I dont know where i should begin, i understand thati need to find the force of friction using static friction but I'm not sure how to start it.

2. Apr 9, 2009

### LowlyPion

You will need to draw a force diagram.
Friction is determined by the coefficient of friction times the weight that is normal (⊥ ) to the surface.

The force up the ramp then must offset both the component of weight (m*g) that points down the incline || to the surface and the force of friction determined by the coefficient of friction and the weight normal to the surface.

3. Apr 9, 2009

### wilson_chem90

alright well this is what i got for a)

Fg = mg sin45
= 22 kg (9.8 m/s^2) sin45
= 183.4 N

Ff = uSFn
= 0.78(183.4N)
= 143.1N

4. Apr 9, 2009

### LowlyPion

I think you will want to check your math again for Fg.

I will trust that you know that Fn is not based on Sin45 but Cos45, which in this case does happen to be the same.

5. Apr 9, 2009

### wilson_chem90

ohhhh sorry, it is cos eh. so it equals 113.3 N not 183.4 N.

so that means Ff = 0.78(113.3 N)
= 88.4 N

6. Apr 9, 2009

### LowlyPion

No because 183.4 in not correct.

22*9.8*(.707) is not 183.4.

7. Apr 9, 2009

### wilson_chem90

yeah sorry, i didn't have my calculator in degrees that was the problem

and i thought you mean't that it was cos, and i was pretty sure it was sin anyways

but yeah so Fg = 152 N
and Ff = 118.6 N

8. Apr 9, 2009

### LowlyPion

Well you still have to construct the equations necessary to determine the answers to a) and b). I will presume that you have done that correctly.

9. Apr 10, 2009

### wilson_chem90

yeah so what i would do for a) is add the static frictional force and the gravitational force and then for b) i would do the same but use kinetic friction and subtract the 2 forces

10. Apr 10, 2009

### LowlyPion

Careful. For a) and b) It says "to remain at rest". That suggests to me that kinetic frictional considerations are not relevant.

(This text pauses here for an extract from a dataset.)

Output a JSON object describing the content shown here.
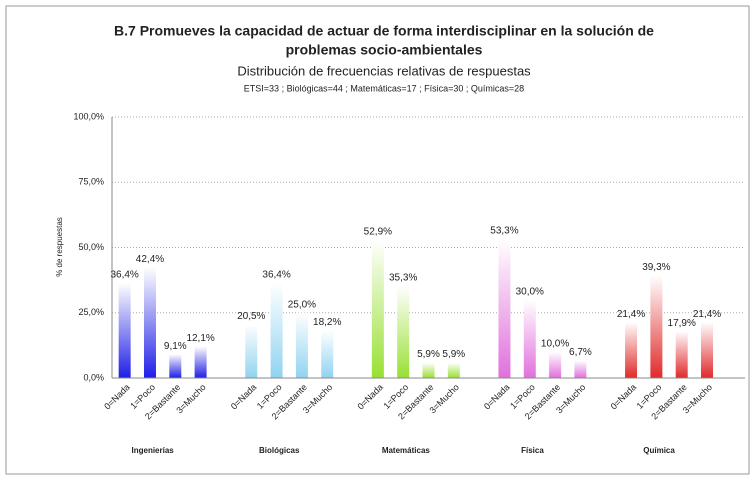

So whatever excess of normal force that is needed (times the coefficient of static friction) to offset the force of gravity that is || along the incline.

11. May 18, 2009

### wilson_chem90

sorry its been awhile since i've replied, but i understand what you mean, and understand how to get normal force but do i have to sin or cos inorder to determine it? since its perpendicular

12. May 18, 2009

### LowlyPion

I suspect this link covers it in more detail than you want:
http://www.glenbrook.k12.il.us/gbssci/Phys/Class/vectors/u3l3e.html [Broken]

Last edited by a moderator: May 4, 2017
13. May 18, 2009

### wilson_chem90

thanks, i figured it was that..
anyways this is what i got

Fn = mgcos45
= 22kg(9.8m/s^2)cos45
= 152.4 N

Ffs = FnuS
= 152.4 N(0.78)
= 118.9 N

14. May 18, 2009

### wilson_chem90

sorry i would also then subtract Fn - Ff

so it would be 152.4 N - 118.9 N
which would be 33.5 N

15. May 18, 2009

### LowlyPion

You have the force of friction, but you are apparently subtracting it from its weight.

What is the force of gravity down the incline?

Isn't that mg*sinθ ?

So for a) you have F up the incline = 118.9 + 154*sinθ won't you, because you have to overcome both gravity and friction in the up incline direction.

16. May 18, 2009

### LowlyPion

For b) consider how much additional force needs to act through the coefficient of static friction to keep it in position.

Remember that while the normal force acts perpendicular to the incline, its effect results in resistance along the incline.